Unfortunately, this all is taking place after a heated presidential campaign, and the fallout from the election certainly is playing a big role.
Obama and his followers in the Senate won the White House for another four years and retained their majority in the Senate. To the winner belong the spoils, and they see no reason they should have to compromise on how they intend to avoid falling off the fiscal cliff. They want tax hikes now and say they will consider spending cuts next year.
Republicans still control the House and, due to Obama failing to measure up on many promises and pledges he made in his 2008 election bid, along with the adamant stance of 30 or more Democratic senators saying they will not agree to any cuts in major federal entitlement spending programs, it is difficult for GOP House members to agree to tax increases at this time and accept a good-faith proposal by Democrats to consider spending cuts next year.
Some might fear the Democrats offer a bait-and-switch proposal. Others might suggest Obama believes this is the time to force the issue and, in the process, crumble any GOP unity in the House.
Also, the manner in which Democrats are staging this battle could be a tip-off to how they intend to conduct affairs for the next four years in partisan legislative battles and the use of executive power.

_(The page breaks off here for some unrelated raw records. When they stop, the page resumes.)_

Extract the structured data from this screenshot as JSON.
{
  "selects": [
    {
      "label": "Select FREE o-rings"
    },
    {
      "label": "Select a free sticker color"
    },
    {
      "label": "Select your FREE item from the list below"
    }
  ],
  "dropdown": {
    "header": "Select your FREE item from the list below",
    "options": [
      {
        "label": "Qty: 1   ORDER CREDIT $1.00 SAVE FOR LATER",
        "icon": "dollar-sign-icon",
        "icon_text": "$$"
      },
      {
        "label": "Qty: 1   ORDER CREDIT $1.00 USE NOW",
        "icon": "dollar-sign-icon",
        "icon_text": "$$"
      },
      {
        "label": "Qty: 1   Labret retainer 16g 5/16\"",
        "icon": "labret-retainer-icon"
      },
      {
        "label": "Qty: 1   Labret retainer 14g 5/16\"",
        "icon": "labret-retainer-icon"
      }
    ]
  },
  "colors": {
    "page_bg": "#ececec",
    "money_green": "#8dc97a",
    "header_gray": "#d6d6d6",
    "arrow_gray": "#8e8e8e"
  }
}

If Obama is able to split the GOP in this debate, there is every reason to believe he will intensify efforts in future contentious legislative negotiations. He has said he intends to change America and obviously plans to follow through on this pledge. He is on the attack on the tax hike issue, scheduling campaign-style stops around the country to rally support for the Democratic plan and urging citizens to flood the offices of GOP lawmakers with calls for them to approve his tax plan.
Now is not the time to play chicken or see which side is the first to blink.
Granted, Obama won the presidency and, again, to the victor belong the spoils, but there are times when it seems much more can be accomplished when a winner tries to come close to meeting the wishes of those who didn’t win.
Such an approach often pays off in the long run and for the benefit of all parties.
It will be interesting to see whether Democrats continue to try to win a knuckles-down arm wrestling contest or offer a genuine compromise that is best for the country.
Unfortunately, it appears the game rules have been set by Obama, Sen. Harry Reid, Rep. Nancy Pelosi and the 30 hard-core Democrats who say they will not budge on any entitlement cuts.
Once more, to the victor belong the spoils, but consider what the “spoils” may be in this case.